Hij nam de appel en het mes en sneed de schil in een lange krul van het vochtige vruchtvlees. Er snelde een satelliet voorbij in het vale maanlicht. Een paar sterren straalden al zwak maar te verspreid om ze een beeld te kunnen geven. Als een haring slokte hij de lange schil en begon daarna bedachtzaam aan zijn appel te zuigen… te schrapen… te happen. Zoveel levens, zoveel liefdes. Maar alles weg.
De laatste kwam uit Tiel. Wat kon die krijsen! En dat schuimbekken! Het angstzweet! Het maakte hem woest. Ziedend! Beschimmelde sju bij het vlees, zonde!
Verongelijkt ging de man verzitten. Hij voelde zich stijf en stram, zijn lijf leek nog harder dan zijn zadel. Eerst moest alles op orde. In orde. Zijn orde. Leeg van herinnering. Een niets en niemand meer. Opgelost in zijn zelf gekozen einde. Een paar nootjes nog te kraken. Zijn moeder Ka, dat kreng, die niets meer van hem wilde weten. De man brak de chocola in reepjes en wierp ze stuk na stuk in zijn mond.

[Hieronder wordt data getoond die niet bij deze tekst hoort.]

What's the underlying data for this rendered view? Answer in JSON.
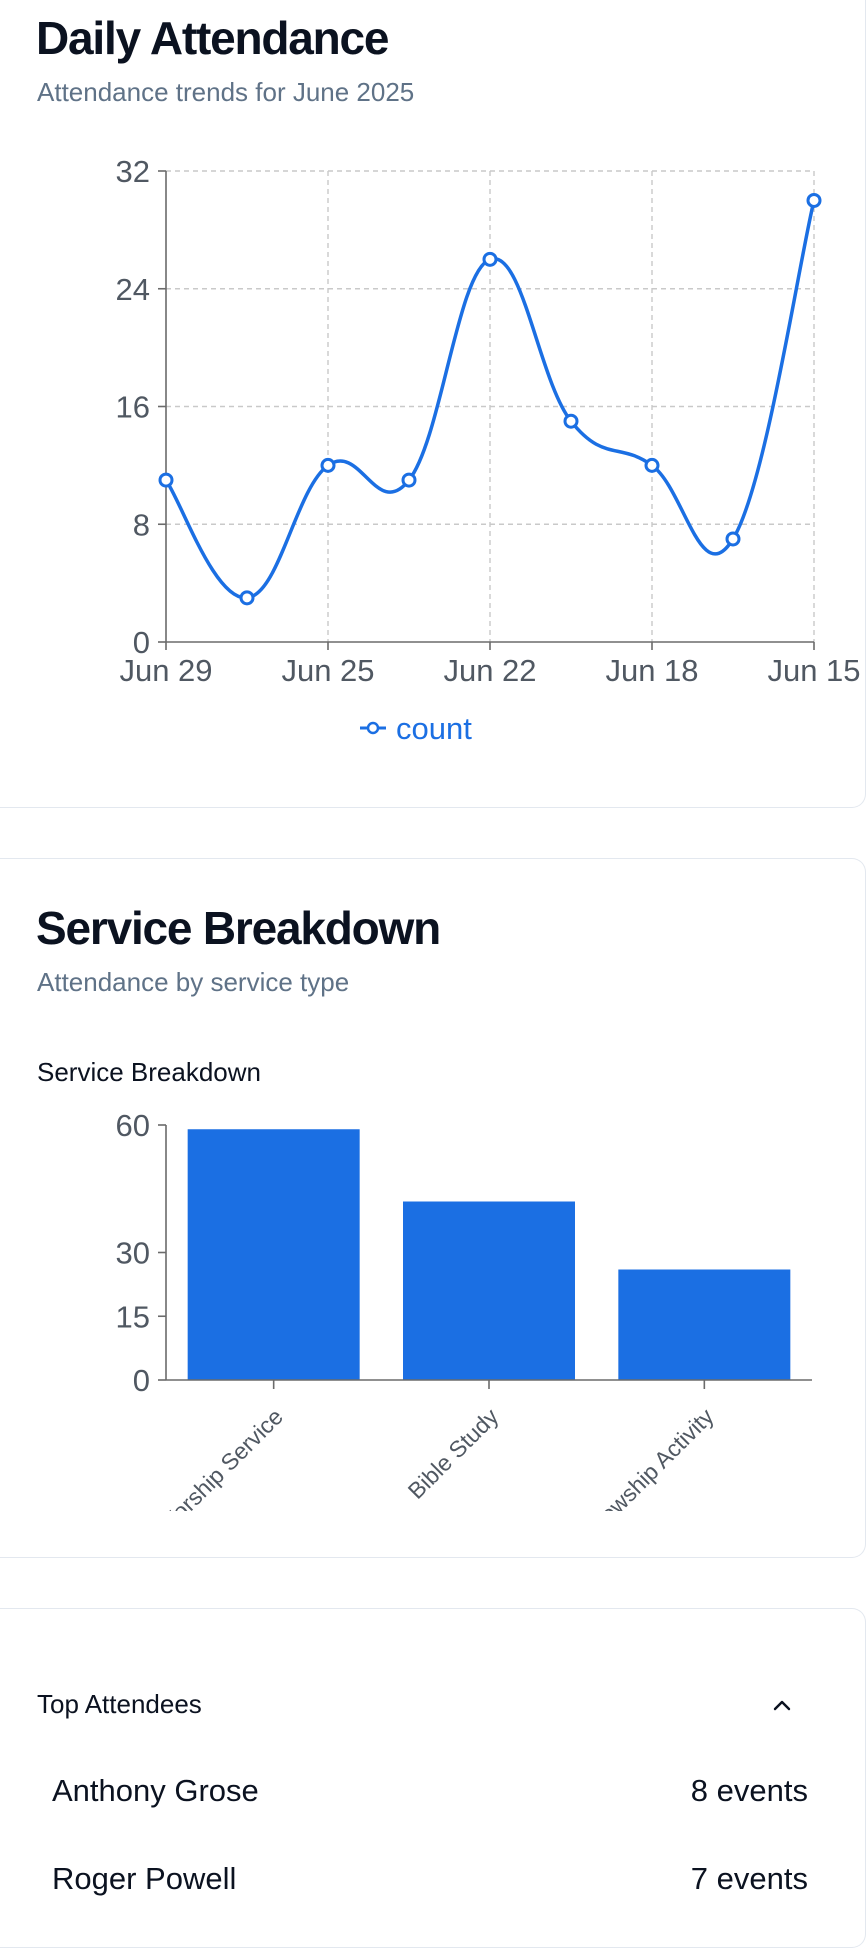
{
  "daily_attendance": {
    "title": "Daily Attendance",
    "subtitle": "Attendance trends for June 2025"
  },
  "service_breakdown": {
    "title": "Service Breakdown",
    "subtitle": "Attendance by service type",
    "chart_label": "Service Breakdown"
  },
  "top_attendees": {
    "title": "Top Attendees",
    "chevron_icon": "chevron-up-icon",
    "rows": [
      {
        "name": "Anthony Grose",
        "count": "8 events"
      },
      {
        "name": "Roger Powell",
        "count": "7 events"
      }
    ]
  },
  "colors": {
    "accent": "#1b6fe3",
    "grid": "#c9c9c9",
    "axis": "#6b6b6b"
  },
  "chart_data": [
    {
      "type": "line",
      "x": [
        "Jun 29",
        "",
        "Jun 25",
        "",
        "Jun 22",
        "",
        "Jun 18",
        "",
        "Jun 15"
      ],
      "x_tick_labels": [
        "Jun 29",
        "Jun 25",
        "Jun 22",
        "Jun 18",
        "Jun 15"
      ],
      "series": [
        {
          "name": "count",
          "values": [
            11,
            3,
            12,
            11,
            26,
            15,
            12,
            7,
            30
          ]
        }
      ],
      "ylim": [
        0,
        32
      ],
      "y_ticks": [
        0,
        8,
        16,
        24,
        32
      ],
      "grid": true,
      "legend": "bottom-center",
      "smooth": true
    },
    {
      "type": "bar",
      "title": "Service Breakdown",
      "categories": [
        "Worship Service",
        "Bible Study",
        "Fellowship Activity"
      ],
      "values": [
        59,
        42,
        26
      ],
      "ylim": [
        0,
        60
      ],
      "y_ticks": [
        0,
        15,
        30,
        60
      ],
      "grid": false,
      "x_label_rotation": -45
    }
  ]
}
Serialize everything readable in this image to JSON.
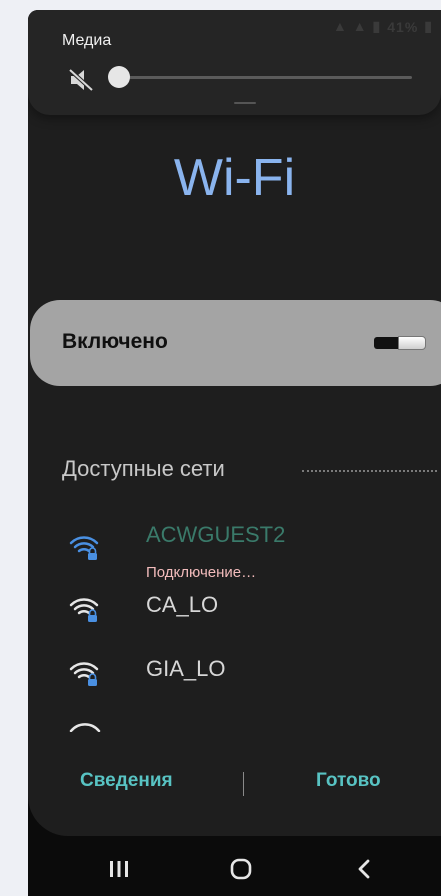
{
  "status_bar": {
    "battery": "41%"
  },
  "media": {
    "label": "Медиа",
    "volume_level": 0
  },
  "title": "Wi‑Fi",
  "toggle": {
    "label": "Включено",
    "state": true
  },
  "section": {
    "title": "Доступные сети"
  },
  "networks": [
    {
      "name": "ACWGUEST2",
      "status": "Подключение…",
      "secured": true
    },
    {
      "name": "CA_LO",
      "status": "",
      "secured": true
    },
    {
      "name": "GIA_LO",
      "status": "",
      "secured": true
    }
  ],
  "footer": {
    "details_label": "Сведения",
    "done_label": "Готово"
  },
  "colors": {
    "accent_title": "#8ab4ee",
    "button": "#58c3c3",
    "connecting": "#f3bcbc",
    "wifi_active": "#4a90e2"
  }
}
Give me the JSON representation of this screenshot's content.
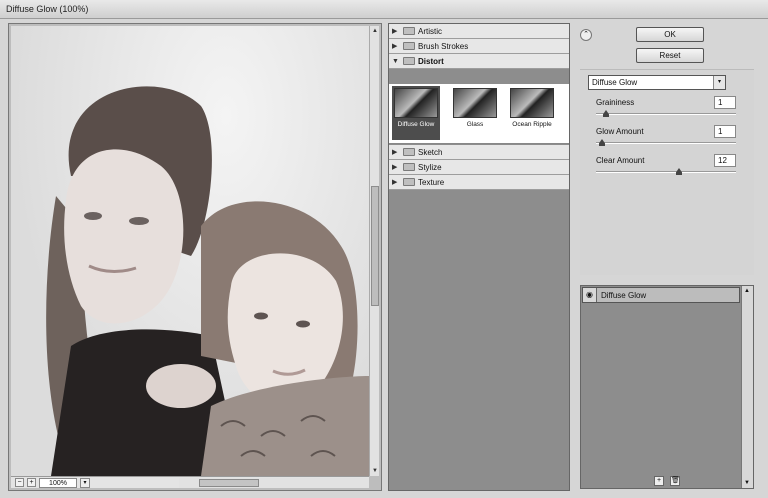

In de verte naderden lichten die hem pas opvielen toen motorgeronk nabij was. Hij schrok niet, bleef kalm, was zeker van zijn daad. Twee agenten stapten uit een auto.
De jongste, die met een stok aan haar rok, vroeg: ‘Alles goed?’
Er werden blikken gewisseld.
‘Dat is teveel gezegd.’ De man draaide zijn laatste shag en stak er vuur in. ‘Wat komt u doen?’
‘Poolshoogte nemen, dat is ons vak.’ Rook kringelde tussen hen omhoog.
‘Ja,’ viel de ander haar bij, ‘soms loopt het hier uit de hand.’
‘Dat kan ik me voorstellen.’ Hij katapulte zijn peukje weg en sprong op zijn fiets.
De auto maakte rechtsomkeert, gierde, slingerde en remde toen knarsend na een flits en klap tussen de lichten. Langszij lag de fiets ongedeerd te draaien. Gelukkig maar.
‘Eind goed’ blijft de vraag.
Werd ‘overreden’ uit de krant als waar beschreven?